Robert Bröcker was inmiddels langs geweest om mij vriendelijkerwijs een technisch handboek te lenen, opdat ik de juiste aantrekkoppels voor de montage ter beschikking zou hebben. Hij was dus met eigen ogen getuige van mijn (over)moed.


Porsche-kop
Het was inmiddels zondag, en er waren slechts nog enkele dagen (en daarvan veelal slechts de avonduren) over om de klus te klaren alvorens naar de clubmeeting te moeten/kunnen gaan.
Peter Hofstee was zo vriendelijk om maandagochtend vroeg te bellen naar een bevriende relatie van een motorenrevisie bedrijf om mijn komst, om 9.30 uur, aan te kondigen (er komt straks een man, een vreselijke…, met een… kop van een… motor die met… zorg van een nieuwe klepzitting moet worden voorzien). Ik kom binnen en de man zegt: ah, daar is de man met de Porsche-kop. U had er geen haast mee, geloof ik, als het vandaag maar klaar was?

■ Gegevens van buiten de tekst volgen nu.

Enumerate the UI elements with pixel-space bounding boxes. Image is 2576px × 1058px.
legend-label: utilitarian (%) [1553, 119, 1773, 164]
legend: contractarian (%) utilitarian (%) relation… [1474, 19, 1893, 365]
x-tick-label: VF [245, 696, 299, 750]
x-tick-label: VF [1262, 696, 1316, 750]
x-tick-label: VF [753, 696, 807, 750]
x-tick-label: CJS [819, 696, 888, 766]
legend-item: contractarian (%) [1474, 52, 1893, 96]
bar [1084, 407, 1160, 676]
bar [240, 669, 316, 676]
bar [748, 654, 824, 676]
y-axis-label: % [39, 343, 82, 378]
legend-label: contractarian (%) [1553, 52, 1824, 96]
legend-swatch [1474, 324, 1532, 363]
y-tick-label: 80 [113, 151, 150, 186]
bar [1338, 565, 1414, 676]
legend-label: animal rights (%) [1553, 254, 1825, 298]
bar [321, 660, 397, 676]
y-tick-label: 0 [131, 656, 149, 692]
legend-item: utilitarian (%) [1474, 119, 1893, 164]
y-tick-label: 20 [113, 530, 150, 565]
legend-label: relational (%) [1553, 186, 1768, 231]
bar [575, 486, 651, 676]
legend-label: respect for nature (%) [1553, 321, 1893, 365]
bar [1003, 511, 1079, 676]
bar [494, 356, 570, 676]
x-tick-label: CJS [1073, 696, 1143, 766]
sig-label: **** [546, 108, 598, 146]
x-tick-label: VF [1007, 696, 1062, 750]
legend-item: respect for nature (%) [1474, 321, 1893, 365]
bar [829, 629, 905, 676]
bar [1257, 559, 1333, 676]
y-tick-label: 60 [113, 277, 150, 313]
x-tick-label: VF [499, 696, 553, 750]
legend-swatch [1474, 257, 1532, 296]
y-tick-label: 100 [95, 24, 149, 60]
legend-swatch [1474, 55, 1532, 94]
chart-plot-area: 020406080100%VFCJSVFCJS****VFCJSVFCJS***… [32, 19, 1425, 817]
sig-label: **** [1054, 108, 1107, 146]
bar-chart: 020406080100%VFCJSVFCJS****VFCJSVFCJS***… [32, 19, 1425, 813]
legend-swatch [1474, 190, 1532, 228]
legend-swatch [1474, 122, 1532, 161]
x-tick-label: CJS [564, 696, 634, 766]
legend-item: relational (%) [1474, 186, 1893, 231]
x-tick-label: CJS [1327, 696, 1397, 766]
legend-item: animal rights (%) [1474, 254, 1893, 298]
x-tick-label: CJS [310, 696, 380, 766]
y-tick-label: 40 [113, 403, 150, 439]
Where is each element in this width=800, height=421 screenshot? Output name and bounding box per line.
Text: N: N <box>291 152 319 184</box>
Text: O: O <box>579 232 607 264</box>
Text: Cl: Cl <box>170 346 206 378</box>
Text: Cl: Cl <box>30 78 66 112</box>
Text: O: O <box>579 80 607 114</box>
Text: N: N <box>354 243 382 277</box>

Peter had gebeld, dus. De man belde om 15.30 uur dat het klaar was. Het was een hele klus geweest, omdat de kop op de plaats van de zitting bijna ‘door’ was en ter plaatse extreem behoedzaam moest worden uitgedraaid. Ook de nieuwe klepzitting moest apart worden gedraaid alvorens deze kon worden ingekrompen. Ik was de man zeer dankbaar voor zijn zorgvuldige aandacht. De kop, en ik, waren gered.

Opbouwen
Dinsdag begon ik met opbouwen. Nadat ik de nokkenassen had opgebouwd en honderdmaal de merken had gecontroleerd, kwam het spannende moment van het op het blok plaatsen van de kop. De kop en de twee buizen onder de kop en de spiebanen in de lange Königswelle moesten in één keer op de juiste manier in elkaar vallen. De eerste poging, met de buizen eerst op het carter geplaatst, mislukte. Een tweede poging, met de buizen eerst op de kop geplaatst plus de hulp van een ‘man-van-richting’ (= zoon Lucas), verliep succesvol. Weer alle merken gecontroleerd, verdeler geplaatst in de eerste cilinderstand, alles goed. Met het angstzweet in de handen het vliegwiel vrijgemaakt en voorzichtig enkele slagen heen en weer teruggedraaid. Alle merken nog steeds in de juiste posities, geen dure geluiden, voor alle bewegende delen geen ruimtegebrek.

Kleppen stellen
Kleppen stellen was de volgende stap. Even voor het begrip: bij deze motoren lopen er tussen de nokken (1) van de nokkenassen en de van een hoedje voorziene klepstelen sleepvingers (2) mee. Deze sleepvingers scharnieren om verstelbare bolle gewrichten. Na het verstellen van deze scharnierpunten, het klepstellen dus, komt er een borging via een pen in een sterke korte veer (3), een borgplaat (4) en een in de bol vallende vertanding (foto 8).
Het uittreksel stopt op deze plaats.